South Dakota will play host to the yearly Sturgis Motorcycle Rally, with hundreds of thousands of bikers riding to the Mount Rushmore state amid rising concerns over a spike in coronavirus cases.

Thousands of bikers taking part in South Dakota’s annual 10-day Sturgis Motorcycle Rally will not be granted permission to pass through Cheyenne River Sioux checkpoints, a Native American group spokesperson said on Saturday.

​The move is meant to prevent access to native tribal sites during the rally but has put seven tribes that make up the Great Sioux Nation in conflict with federal and state authorities, which claim the checkpoints are illegitimate.

Cheyenne River tribal guidelines say that non-residents driving non-commercial out-of-state vehicles will not be allowed access to the reservation.

Up to 250,000 bikers from all over the country could show up to the event, amid fears of a new coronavirus outbreak.

A duty officer for the Cheyenne River Sioux said on Saturday while speaking to The Guardian, that only commercial and emergency vehicles will be given entry to the checkpoints on reservation land.

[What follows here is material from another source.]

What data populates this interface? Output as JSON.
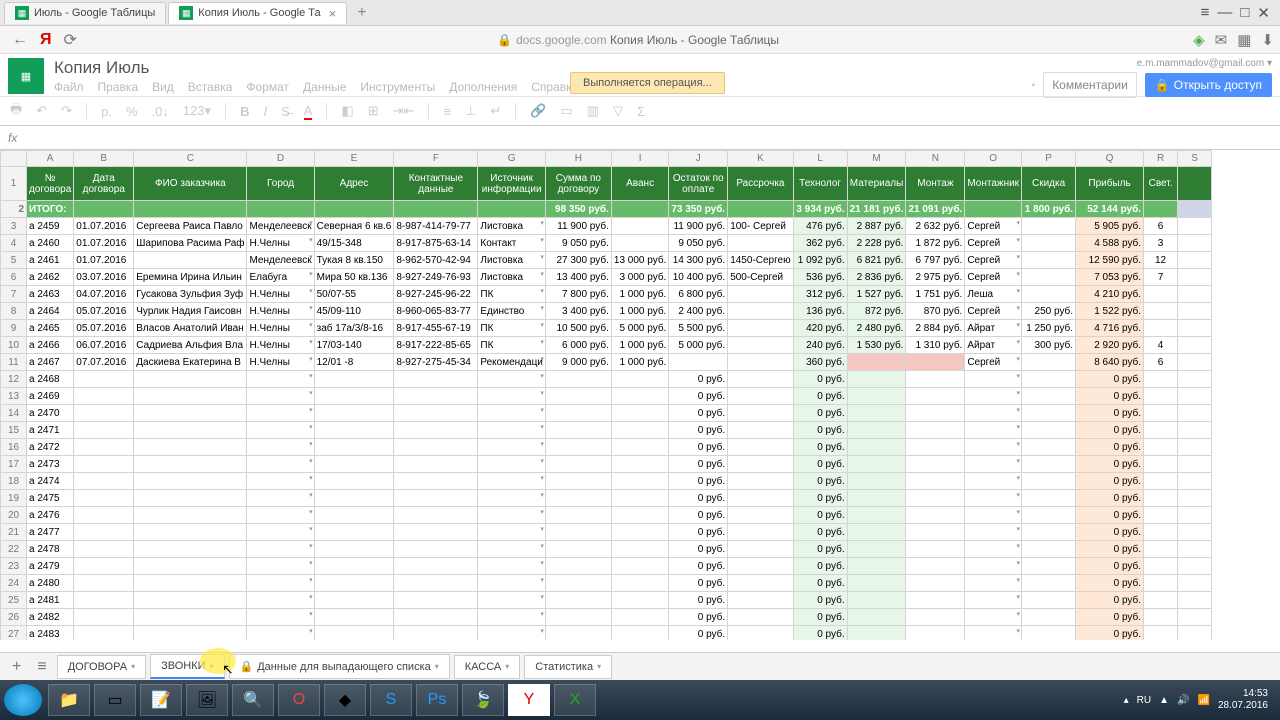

The restrictions have seen bikers who have attempted to gain access to the reservations in the region, including the Oglala Sioux, turned away, the officer said. 

Local law enforcement have said that the bikers are coming from all directions and have openly defied the restrictions introduced amid the pandemic.

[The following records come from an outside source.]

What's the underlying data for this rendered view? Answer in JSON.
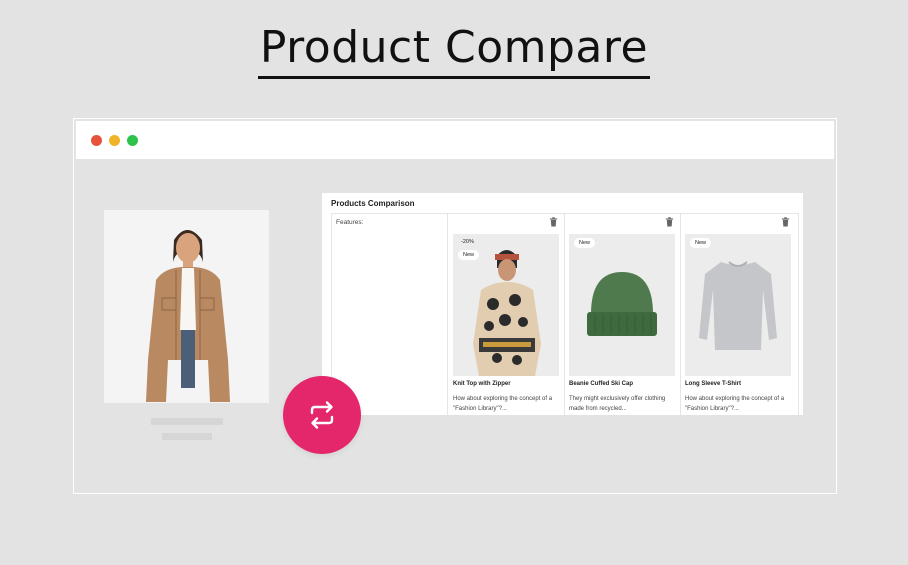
{
  "headline": "Product Compare",
  "window": {
    "traffic_lights": {
      "close": "#e5533d",
      "minimize": "#f0b429",
      "maximize": "#2dc24b"
    }
  },
  "comparison": {
    "title": "Products Comparison",
    "features_label": "Features:",
    "products": [
      {
        "name": "Knit Top with Zipper",
        "description": "How about exploring the concept of a \"Fashion Library\"?...",
        "badges": [
          "-20%",
          "New"
        ],
        "image_icon": "patterned-knit-top-image"
      },
      {
        "name": "Beanie Cuffed Ski Cap",
        "description": "They might exclusively offer clothing made from recycled...",
        "badges": [
          "New"
        ],
        "image_icon": "green-beanie-image"
      },
      {
        "name": "Long Sleeve T-Shirt",
        "description": "How about exploring the concept of a \"Fashion Library\"?...",
        "badges": [
          "New"
        ],
        "image_icon": "gray-long-sleeve-shirt-image"
      }
    ]
  },
  "swap_button": {
    "icon": "swap-arrows-icon",
    "color": "#e3276a"
  }
}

The rally is expected to see people packed into bars and clubs in open opposition to social distancing.

​The Republican governor of South Dakota, Kristi Noem, supports the Sturgis rally going ahead, saying that there were zero recorded cases of coronavirus from the thousands-strong crowd that saw President Donald Trump watch a fireworks display at Mount Rushmore in July.

However, 60% of Sturgis 6,900 residents said they wanted the rally to be canceled, a city council survey revealed in May

Last week, Oglala Sioux confirmed 163 cases and in Cheyenne River Sioux, the number of infections has risen to 79, the tribe’s website claims.

South Dakota currently ranks 38th in coronavirus deaths per capita, a Reuters tally says and cases have been rising in recent weeks.